A visit to KC Spirit Playbook helps shape city’s future
By Jill Draper
What one thing would improve Kansas City the most? What one thing have you enjoyed about visiting another city that might be incorporated here? What one thing concerns you the most?
Do you want more equity in housing? Better community centers? More public transit?
What if downtown had an elevated linear park like New York City’s High Line? What if schools, parks, libraries and public health centers shared more resources? What if there were more public places to create art and music and hold showcases?
City planners are asking for answers to these questions and more as they begin to develop a new comprehensive plan to set policies and priorities for the next 20 to 30 years. They had expected to hold public meetings nearly every day during April, but COVID-19 put a stop to that.
Now they’re encouraging people to visit playbook.kcmo.gov to help shape the future of the city. The initiative, named KC Spirit Playbook, is at the wish book stage this summer. Residents can take a poll of the week, balance an imaginary budget or browse through data that compares us to 19 other cities in “similar” and “competitive” categories.

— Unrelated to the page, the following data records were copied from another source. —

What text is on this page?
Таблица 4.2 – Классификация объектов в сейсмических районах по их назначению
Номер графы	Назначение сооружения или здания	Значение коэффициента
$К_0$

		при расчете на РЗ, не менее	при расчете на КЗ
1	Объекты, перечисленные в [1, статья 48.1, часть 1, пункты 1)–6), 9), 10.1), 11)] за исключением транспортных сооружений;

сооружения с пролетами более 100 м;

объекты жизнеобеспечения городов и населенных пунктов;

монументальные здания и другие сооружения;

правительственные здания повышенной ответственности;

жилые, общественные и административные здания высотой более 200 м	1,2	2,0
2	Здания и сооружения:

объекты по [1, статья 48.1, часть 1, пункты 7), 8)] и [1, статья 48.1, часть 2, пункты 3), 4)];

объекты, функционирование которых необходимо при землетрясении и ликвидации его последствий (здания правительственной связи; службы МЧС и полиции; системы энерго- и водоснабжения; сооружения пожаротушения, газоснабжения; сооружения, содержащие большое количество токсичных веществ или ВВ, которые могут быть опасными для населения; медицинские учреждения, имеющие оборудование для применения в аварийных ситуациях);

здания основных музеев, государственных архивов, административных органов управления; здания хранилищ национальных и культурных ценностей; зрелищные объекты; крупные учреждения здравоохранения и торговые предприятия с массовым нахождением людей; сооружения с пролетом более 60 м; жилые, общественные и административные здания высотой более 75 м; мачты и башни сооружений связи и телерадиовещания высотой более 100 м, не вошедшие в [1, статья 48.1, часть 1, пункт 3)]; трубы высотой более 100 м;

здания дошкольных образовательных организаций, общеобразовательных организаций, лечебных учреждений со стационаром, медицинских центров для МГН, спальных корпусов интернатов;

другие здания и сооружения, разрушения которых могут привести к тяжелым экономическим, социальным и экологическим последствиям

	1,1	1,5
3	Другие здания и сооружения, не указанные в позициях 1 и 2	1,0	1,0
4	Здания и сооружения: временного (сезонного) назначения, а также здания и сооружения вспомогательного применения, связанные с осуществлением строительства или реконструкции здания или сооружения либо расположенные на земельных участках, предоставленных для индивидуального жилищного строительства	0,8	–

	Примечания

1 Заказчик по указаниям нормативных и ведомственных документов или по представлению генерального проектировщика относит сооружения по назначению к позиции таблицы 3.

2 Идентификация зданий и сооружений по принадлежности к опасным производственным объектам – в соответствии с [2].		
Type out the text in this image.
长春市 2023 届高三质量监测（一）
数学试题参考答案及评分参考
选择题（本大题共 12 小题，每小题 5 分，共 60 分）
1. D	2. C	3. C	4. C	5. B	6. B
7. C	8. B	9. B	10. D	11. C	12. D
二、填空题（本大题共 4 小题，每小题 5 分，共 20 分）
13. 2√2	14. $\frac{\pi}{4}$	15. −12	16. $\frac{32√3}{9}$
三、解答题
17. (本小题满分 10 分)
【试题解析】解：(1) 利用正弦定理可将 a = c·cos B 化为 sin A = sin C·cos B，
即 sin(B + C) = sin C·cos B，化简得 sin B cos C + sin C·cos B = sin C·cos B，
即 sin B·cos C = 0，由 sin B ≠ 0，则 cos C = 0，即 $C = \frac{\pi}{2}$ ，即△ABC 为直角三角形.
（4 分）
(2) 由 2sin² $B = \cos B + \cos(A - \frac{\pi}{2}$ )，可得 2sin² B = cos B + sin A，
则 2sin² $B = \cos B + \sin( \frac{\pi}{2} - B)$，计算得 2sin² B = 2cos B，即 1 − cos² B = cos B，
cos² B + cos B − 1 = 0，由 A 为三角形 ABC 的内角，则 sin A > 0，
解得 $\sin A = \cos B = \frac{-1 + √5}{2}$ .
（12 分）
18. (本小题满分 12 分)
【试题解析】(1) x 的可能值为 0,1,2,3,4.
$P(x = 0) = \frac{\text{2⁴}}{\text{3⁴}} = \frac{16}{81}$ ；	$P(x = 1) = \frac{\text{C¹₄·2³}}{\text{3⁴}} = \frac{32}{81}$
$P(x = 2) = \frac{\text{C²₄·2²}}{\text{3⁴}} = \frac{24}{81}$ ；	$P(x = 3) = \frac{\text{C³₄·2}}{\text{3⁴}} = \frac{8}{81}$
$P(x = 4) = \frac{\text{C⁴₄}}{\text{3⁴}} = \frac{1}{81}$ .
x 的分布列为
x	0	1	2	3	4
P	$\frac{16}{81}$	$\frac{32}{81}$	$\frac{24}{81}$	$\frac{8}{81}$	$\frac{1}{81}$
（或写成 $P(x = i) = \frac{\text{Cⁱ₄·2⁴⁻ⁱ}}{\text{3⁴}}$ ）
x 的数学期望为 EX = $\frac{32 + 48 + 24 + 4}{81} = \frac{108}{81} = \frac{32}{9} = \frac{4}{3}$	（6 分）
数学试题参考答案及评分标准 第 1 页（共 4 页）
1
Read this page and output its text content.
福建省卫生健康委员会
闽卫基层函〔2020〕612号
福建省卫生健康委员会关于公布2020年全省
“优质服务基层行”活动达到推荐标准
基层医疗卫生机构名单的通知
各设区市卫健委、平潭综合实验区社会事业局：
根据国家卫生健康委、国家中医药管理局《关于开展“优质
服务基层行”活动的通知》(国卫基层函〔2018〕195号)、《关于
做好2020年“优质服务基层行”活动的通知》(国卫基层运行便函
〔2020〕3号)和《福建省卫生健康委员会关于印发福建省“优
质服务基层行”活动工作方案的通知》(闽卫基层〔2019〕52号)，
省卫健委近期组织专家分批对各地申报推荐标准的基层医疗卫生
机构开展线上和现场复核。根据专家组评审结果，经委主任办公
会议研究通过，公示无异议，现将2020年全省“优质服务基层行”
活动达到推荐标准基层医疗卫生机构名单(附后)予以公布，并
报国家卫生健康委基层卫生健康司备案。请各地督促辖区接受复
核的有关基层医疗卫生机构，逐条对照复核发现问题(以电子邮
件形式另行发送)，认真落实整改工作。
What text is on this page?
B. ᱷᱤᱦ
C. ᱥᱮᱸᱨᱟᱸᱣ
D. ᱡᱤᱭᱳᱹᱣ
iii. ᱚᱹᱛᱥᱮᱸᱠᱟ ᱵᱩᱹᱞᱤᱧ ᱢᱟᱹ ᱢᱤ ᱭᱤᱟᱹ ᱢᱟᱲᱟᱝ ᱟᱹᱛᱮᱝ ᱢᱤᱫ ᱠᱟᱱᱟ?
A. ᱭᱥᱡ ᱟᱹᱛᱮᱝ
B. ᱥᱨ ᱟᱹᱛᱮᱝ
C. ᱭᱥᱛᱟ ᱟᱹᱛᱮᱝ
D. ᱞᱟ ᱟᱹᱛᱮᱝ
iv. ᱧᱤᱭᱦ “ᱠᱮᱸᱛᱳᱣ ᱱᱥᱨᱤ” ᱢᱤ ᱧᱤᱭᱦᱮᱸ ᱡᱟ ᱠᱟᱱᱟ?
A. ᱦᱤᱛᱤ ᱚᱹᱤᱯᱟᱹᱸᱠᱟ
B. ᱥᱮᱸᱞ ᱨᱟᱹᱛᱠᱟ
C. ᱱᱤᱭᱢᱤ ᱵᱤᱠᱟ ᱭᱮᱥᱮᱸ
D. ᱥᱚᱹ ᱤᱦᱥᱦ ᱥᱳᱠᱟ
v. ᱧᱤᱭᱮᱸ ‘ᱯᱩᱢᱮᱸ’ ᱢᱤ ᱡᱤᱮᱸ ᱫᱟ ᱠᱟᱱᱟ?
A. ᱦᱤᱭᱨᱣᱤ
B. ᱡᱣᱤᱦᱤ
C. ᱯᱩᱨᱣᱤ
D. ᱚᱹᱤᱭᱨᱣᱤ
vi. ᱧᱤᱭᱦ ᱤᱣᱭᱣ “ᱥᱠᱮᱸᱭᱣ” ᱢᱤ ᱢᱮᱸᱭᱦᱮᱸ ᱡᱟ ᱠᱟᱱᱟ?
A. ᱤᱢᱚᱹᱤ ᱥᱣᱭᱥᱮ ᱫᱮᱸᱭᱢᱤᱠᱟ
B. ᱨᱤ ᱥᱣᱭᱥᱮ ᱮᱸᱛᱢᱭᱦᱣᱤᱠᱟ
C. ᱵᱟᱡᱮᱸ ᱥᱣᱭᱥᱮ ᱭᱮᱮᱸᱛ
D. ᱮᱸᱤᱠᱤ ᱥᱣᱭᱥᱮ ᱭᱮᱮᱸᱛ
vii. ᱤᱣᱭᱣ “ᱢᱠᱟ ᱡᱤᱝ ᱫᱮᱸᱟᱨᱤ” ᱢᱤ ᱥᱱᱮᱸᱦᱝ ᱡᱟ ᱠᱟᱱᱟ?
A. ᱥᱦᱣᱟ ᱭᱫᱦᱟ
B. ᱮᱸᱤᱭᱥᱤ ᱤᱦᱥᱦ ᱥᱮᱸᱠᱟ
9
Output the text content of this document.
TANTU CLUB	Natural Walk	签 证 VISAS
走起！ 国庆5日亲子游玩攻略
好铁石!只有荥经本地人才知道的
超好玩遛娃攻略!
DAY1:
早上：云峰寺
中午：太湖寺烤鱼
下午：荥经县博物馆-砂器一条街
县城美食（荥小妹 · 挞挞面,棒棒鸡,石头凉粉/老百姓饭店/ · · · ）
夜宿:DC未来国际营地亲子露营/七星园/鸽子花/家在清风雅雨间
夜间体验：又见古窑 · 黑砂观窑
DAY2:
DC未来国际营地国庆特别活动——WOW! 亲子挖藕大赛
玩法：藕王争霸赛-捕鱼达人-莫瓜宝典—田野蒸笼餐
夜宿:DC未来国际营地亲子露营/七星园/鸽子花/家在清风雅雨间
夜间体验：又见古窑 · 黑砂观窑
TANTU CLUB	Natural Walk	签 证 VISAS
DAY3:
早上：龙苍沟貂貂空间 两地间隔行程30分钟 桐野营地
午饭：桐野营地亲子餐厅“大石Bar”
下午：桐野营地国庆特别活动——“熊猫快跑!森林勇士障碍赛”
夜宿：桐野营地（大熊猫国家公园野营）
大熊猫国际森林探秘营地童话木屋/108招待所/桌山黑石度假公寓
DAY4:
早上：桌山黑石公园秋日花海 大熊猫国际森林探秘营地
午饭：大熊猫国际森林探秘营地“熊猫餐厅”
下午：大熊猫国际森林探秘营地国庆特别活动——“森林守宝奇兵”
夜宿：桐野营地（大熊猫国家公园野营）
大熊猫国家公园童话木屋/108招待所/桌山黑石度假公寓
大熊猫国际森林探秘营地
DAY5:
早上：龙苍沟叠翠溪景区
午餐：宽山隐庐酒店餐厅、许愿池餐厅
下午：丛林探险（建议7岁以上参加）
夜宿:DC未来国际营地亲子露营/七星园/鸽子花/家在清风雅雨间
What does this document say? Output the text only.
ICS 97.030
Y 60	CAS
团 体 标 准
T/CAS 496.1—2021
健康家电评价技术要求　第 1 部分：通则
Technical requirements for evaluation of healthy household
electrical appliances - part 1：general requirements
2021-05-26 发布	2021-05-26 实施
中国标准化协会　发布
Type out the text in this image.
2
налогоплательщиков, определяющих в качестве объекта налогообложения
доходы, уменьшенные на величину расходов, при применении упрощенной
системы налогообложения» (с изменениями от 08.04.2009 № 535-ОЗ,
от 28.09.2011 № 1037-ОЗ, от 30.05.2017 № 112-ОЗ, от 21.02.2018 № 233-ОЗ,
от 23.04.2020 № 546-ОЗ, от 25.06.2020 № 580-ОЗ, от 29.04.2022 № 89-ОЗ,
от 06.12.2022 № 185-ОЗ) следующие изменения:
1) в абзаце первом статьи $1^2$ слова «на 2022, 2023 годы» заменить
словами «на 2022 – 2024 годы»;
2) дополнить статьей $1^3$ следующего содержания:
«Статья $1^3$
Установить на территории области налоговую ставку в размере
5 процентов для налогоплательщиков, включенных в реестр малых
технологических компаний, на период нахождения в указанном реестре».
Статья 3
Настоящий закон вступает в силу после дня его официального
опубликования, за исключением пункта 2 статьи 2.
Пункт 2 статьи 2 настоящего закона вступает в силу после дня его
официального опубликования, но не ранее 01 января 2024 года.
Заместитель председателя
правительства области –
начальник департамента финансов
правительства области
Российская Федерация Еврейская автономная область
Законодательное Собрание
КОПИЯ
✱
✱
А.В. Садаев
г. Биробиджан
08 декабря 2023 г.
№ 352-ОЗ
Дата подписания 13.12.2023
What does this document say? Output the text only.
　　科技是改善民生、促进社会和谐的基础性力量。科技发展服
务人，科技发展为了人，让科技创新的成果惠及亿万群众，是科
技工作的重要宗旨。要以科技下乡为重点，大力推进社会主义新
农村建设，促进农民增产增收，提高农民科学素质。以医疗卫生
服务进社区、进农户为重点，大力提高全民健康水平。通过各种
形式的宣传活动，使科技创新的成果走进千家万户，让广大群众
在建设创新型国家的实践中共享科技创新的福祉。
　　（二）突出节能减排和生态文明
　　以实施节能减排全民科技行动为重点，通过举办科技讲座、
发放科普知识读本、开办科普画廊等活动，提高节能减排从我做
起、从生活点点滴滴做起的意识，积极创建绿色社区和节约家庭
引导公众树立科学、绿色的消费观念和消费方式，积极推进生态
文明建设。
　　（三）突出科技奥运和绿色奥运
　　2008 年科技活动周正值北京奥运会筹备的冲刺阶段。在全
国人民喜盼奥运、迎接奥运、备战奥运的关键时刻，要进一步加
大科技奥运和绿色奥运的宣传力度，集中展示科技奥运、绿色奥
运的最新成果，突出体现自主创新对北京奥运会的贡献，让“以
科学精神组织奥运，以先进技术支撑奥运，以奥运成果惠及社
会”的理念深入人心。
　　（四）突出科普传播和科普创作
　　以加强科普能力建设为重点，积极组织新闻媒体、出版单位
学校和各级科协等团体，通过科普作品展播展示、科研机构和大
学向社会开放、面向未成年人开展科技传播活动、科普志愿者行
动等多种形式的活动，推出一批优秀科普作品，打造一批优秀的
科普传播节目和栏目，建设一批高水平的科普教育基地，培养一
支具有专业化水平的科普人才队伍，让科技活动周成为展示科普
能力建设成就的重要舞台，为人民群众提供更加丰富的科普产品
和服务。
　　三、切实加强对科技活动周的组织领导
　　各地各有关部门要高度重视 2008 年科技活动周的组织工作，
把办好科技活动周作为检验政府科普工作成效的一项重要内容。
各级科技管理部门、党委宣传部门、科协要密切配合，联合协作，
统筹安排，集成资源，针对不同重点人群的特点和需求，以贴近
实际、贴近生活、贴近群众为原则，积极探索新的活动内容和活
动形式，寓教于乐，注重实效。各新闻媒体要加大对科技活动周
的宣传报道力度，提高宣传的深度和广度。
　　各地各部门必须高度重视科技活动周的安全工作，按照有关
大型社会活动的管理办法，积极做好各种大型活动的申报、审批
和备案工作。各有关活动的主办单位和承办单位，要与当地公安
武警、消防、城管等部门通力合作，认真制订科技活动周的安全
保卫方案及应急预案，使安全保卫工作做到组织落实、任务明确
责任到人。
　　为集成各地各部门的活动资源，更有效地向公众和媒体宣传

They also are invited to post their own short videos in a section titled Share your Perspective.
Another section, the Data Book, depicts decade-by-decade population changes as well as detailed information on things like land use, job growth and types of housing. Under “Then and Now” viewers can zoom in and out on side-by-side aerial maps of the city in 2018 compared to 1990.
“You can spend hours exploring the Data Book,” says Bobby Evans, long-range planner for the 5th City Council District. During an online presentation at the 6th District Second Friday meeting on June 12 he called the platform super fun. “Everyone becomes a planner and a geographer.”
In a nod to Norman Rockwell’s iconic painting, KC Spirit Playbook provides different images of others sharing the same pose.
Described as “a living, breathing social media tool,” KC Spirit Playbook is named after Norman Rockwell’s iconic painting that depicts a determined middle-aged white man rolling up his shirtsleeves to deal with the devastating West Bottoms flood of 1951. In a modern-day nod to diversity, rotating images show others in the same pose, including a young black woman.
Evans said the City Planning and Development Department wants to reach out to groups that tend to be under-represented, and is asking for suggestions. The department’s goal is to eventually use community centers and libraries to engage residents, but “right now everything is orbiting around the KC Spirit Playbook website.”